À l’époque, l’école coûte chère et les adolescentes, contrairement aux adolescents, n’y vont que rarement. D'ailleurs, ses parents n'y voient pas l'intérêt. "Les frais du lycée pourraient payer ton trousseau de mariée !" lui a lancé sa mère lorsqu'elle entrait en 6e, raconte Gisèle Halimi dans un entretien au Monde l'an dernier. D'ailleurs, à l'âge de 15 ans, sa mère tente de lui organiser un mariage avec un riche marchand d'huile, un ami de son père "très sympathique" qui avait à peu près le même âge que lui. Lorsqu'elle refuse, la mère de Gisèle Halimi s'exclame "mais il a deux voitures !"

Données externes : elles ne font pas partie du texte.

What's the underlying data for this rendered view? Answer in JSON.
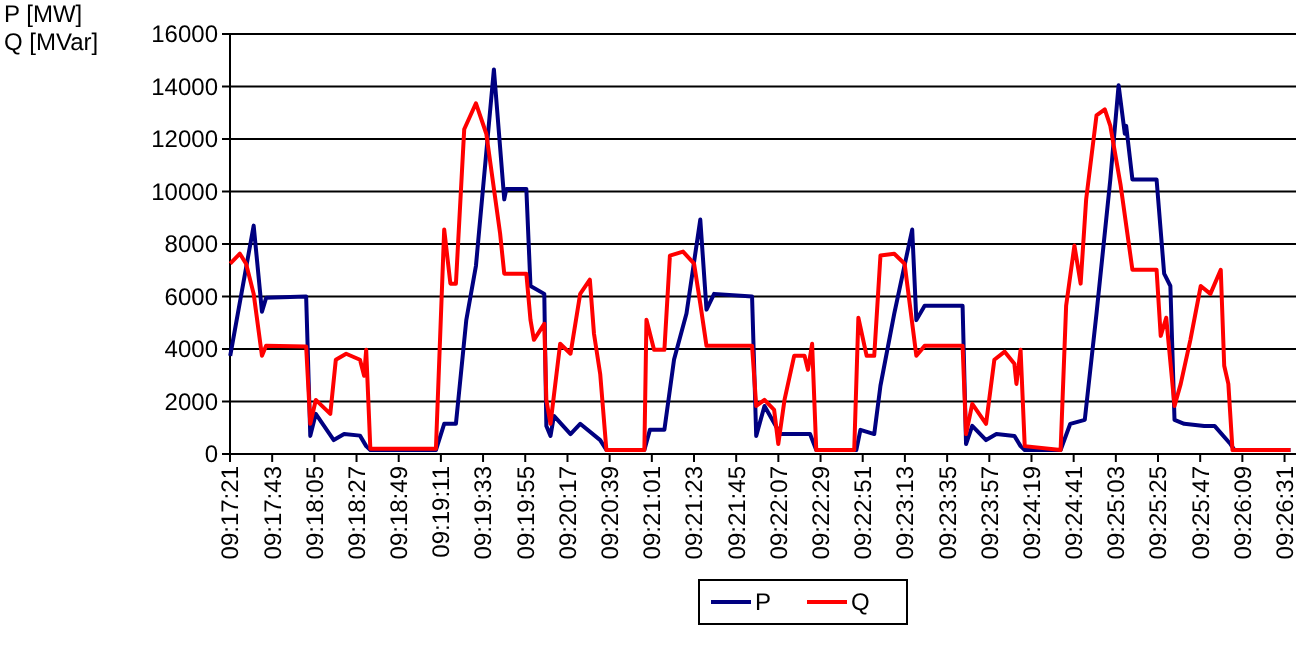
{
  "chart_data": {
    "type": "line",
    "ylabel": "P [MW]\nQ [MVar]",
    "xlim": [
      9.28917,
      9.4436
    ],
    "ylim": [
      0,
      16000
    ],
    "yticks": [
      0,
      2000,
      4000,
      6000,
      8000,
      10000,
      12000,
      14000,
      16000
    ],
    "xticks": [
      {
        "value": 9.28917,
        "label": "09:17:21"
      },
      {
        "value": 9.29528,
        "label": "09:17:43"
      },
      {
        "value": 9.30139,
        "label": "09:18:05"
      },
      {
        "value": 9.3075,
        "label": "09:18:27"
      },
      {
        "value": 9.31361,
        "label": "09:18:49"
      },
      {
        "value": 9.31972,
        "label": "09:19:11"
      },
      {
        "value": 9.32583,
        "label": "09:19:33"
      },
      {
        "value": 9.33194,
        "label": "09:19:55"
      },
      {
        "value": 9.33806,
        "label": "09:20:17"
      },
      {
        "value": 9.34417,
        "label": "09:20:39"
      },
      {
        "value": 9.35028,
        "label": "09:21:01"
      },
      {
        "value": 9.35639,
        "label": "09:21:23"
      },
      {
        "value": 9.3625,
        "label": "09:21:45"
      },
      {
        "value": 9.36861,
        "label": "09:22:07"
      },
      {
        "value": 9.37472,
        "label": "09:22:29"
      },
      {
        "value": 9.38083,
        "label": "09:22:51"
      },
      {
        "value": 9.38694,
        "label": "09:23:13"
      },
      {
        "value": 9.39306,
        "label": "09:23:35"
      },
      {
        "value": 9.39917,
        "label": "09:23:57"
      },
      {
        "value": 9.40528,
        "label": "09:24:19"
      },
      {
        "value": 9.41139,
        "label": "09:24:41"
      },
      {
        "value": 9.4175,
        "label": "09:25:03"
      },
      {
        "value": 9.42361,
        "label": "09:25:25"
      },
      {
        "value": 9.42972,
        "label": "09:25:47"
      },
      {
        "value": 9.43583,
        "label": "09:26:09"
      },
      {
        "value": 9.44194,
        "label": "09:26:31"
      }
    ],
    "grid": "y",
    "legend": "bottom",
    "marker": "none",
    "line_style": "solid",
    "series": [
      {
        "name": "P",
        "color": "#000080",
        "x": [
          9.2892,
          9.2926,
          9.2938,
          9.2944,
          9.3002,
          9.3008,
          9.3016,
          9.3042,
          9.3057,
          9.308,
          9.3089,
          9.3095,
          9.319,
          9.3202,
          9.3219,
          9.3234,
          9.3248,
          9.3274,
          9.3289,
          9.3292,
          9.3321,
          9.3327,
          9.3347,
          9.335,
          9.3356,
          9.3361,
          9.3385,
          9.3399,
          9.3428,
          9.3437,
          9.3492,
          9.35,
          9.3521,
          9.3535,
          9.3553,
          9.3573,
          9.3582,
          9.3593,
          9.3648,
          9.3654,
          9.3666,
          9.3689,
          9.3732,
          9.3741,
          9.3799,
          9.3805,
          9.3825,
          9.3834,
          9.3854,
          9.388,
          9.3886,
          9.3898,
          9.3953,
          9.3958,
          9.3967,
          9.3987,
          9.4002,
          9.4028,
          9.4037,
          9.4043,
          9.4095,
          9.4109,
          9.413,
          9.4147,
          9.4167,
          9.4179,
          9.4188,
          9.419,
          9.4199,
          9.4234,
          9.4245,
          9.4254,
          9.426,
          9.4274,
          9.4303,
          9.4318,
          9.4341,
          9.4347,
          9.4428
        ],
        "values": [
          3740,
          8700,
          5420,
          5950,
          6000,
          690,
          1530,
          530,
          760,
          700,
          300,
          150,
          150,
          1150,
          1150,
          5100,
          7170,
          14650,
          9700,
          10100,
          10100,
          6400,
          6100,
          1070,
          690,
          1450,
          760,
          1150,
          530,
          150,
          150,
          920,
          920,
          3600,
          5350,
          8930,
          5500,
          6100,
          6000,
          690,
          1830,
          760,
          760,
          150,
          150,
          920,
          760,
          2600,
          5350,
          8550,
          5100,
          5650,
          5650,
          380,
          1070,
          530,
          760,
          690,
          300,
          150,
          150,
          1150,
          1300,
          5350,
          10460,
          14050,
          12200,
          12500,
          10460,
          10460,
          6870,
          6400,
          1300,
          1150,
          1070,
          1070,
          380,
          150,
          150
        ]
      },
      {
        "name": "Q",
        "color": "#ff0000",
        "x": [
          9.2892,
          9.2906,
          9.2915,
          9.2926,
          9.2938,
          9.2944,
          9.3002,
          9.3008,
          9.3016,
          9.3037,
          9.3045,
          9.306,
          9.308,
          9.3086,
          9.3089,
          9.3095,
          9.319,
          9.3202,
          9.3211,
          9.3219,
          9.3231,
          9.3248,
          9.3263,
          9.3283,
          9.3289,
          9.3321,
          9.3327,
          9.3332,
          9.3347,
          9.335,
          9.3356,
          9.337,
          9.3385,
          9.3399,
          9.3413,
          9.3419,
          9.3428,
          9.3437,
          9.3492,
          9.3495,
          9.3506,
          9.3521,
          9.3529,
          9.3548,
          9.3564,
          9.3573,
          9.3582,
          9.3648,
          9.3654,
          9.3666,
          9.368,
          9.3686,
          9.3695,
          9.3709,
          9.3724,
          9.3729,
          9.3735,
          9.3741,
          9.3796,
          9.3802,
          9.3814,
          9.3825,
          9.3834,
          9.3854,
          9.3869,
          9.3886,
          9.3898,
          9.3953,
          9.3958,
          9.3967,
          9.3987,
          9.3999,
          9.4014,
          9.4028,
          9.4031,
          9.4037,
          9.4043,
          9.4095,
          9.4103,
          9.4115,
          9.4124,
          9.4132,
          9.4147,
          9.4159,
          9.4167,
          9.4182,
          9.4199,
          9.4234,
          9.424,
          9.4248,
          9.426,
          9.4269,
          9.4283,
          9.4298,
          9.4312,
          9.4327,
          9.4332,
          9.4338,
          9.4344,
          9.4428
        ],
        "values": [
          7250,
          7630,
          7250,
          6100,
          3740,
          4120,
          4100,
          1150,
          2060,
          1530,
          3590,
          3820,
          3590,
          2980,
          3970,
          200,
          200,
          8550,
          6490,
          6490,
          12370,
          13360,
          12200,
          8400,
          6870,
          6870,
          5110,
          4350,
          4960,
          2060,
          1150,
          4200,
          3820,
          6100,
          6640,
          4580,
          3050,
          150,
          150,
          5110,
          3970,
          3970,
          7560,
          7710,
          7250,
          5730,
          4120,
          4120,
          1830,
          2060,
          1680,
          380,
          2060,
          3740,
          3740,
          3210,
          4200,
          150,
          150,
          5190,
          3740,
          3740,
          7560,
          7630,
          7250,
          3740,
          4120,
          4120,
          760,
          1910,
          1150,
          3590,
          3900,
          3440,
          2670,
          3970,
          300,
          150,
          5650,
          7940,
          6490,
          9700,
          12900,
          13130,
          12500,
          10230,
          7020,
          7020,
          4500,
          5190,
          1830,
          2670,
          4350,
          6400,
          6100,
          7020,
          3360,
          2670,
          150,
          150
        ]
      }
    ]
  }
}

Encouragée par son institutrice, Gisèle Halimi s’inscrit à un concours qui lui permet d’obtenir une bourse qui l’exempt des frais de scolarité. C’est ainsi qu’elle entre au lycée et réussit d’année en année à conserver cette bourse pour arriver jusqu’au Bac, qu’elle décroche à 17 ans.

Depuis l’âge de 14 ans, elle rêve d’aller en France. Elle y parvient grâce à une petite cagnotte obtenue après avoir donné des cours particuliers à des élèves en difficulté. Après avoir patienté plusieurs semaines et s’être obstinée pour obtenir un ordre de mission qui lui donne le droit d’aller en France, Gisèle Halimi prend la direction de Paris où elle suit des études de droit et prête son serment d’avocate en 1949, à l’âge de 21 ans.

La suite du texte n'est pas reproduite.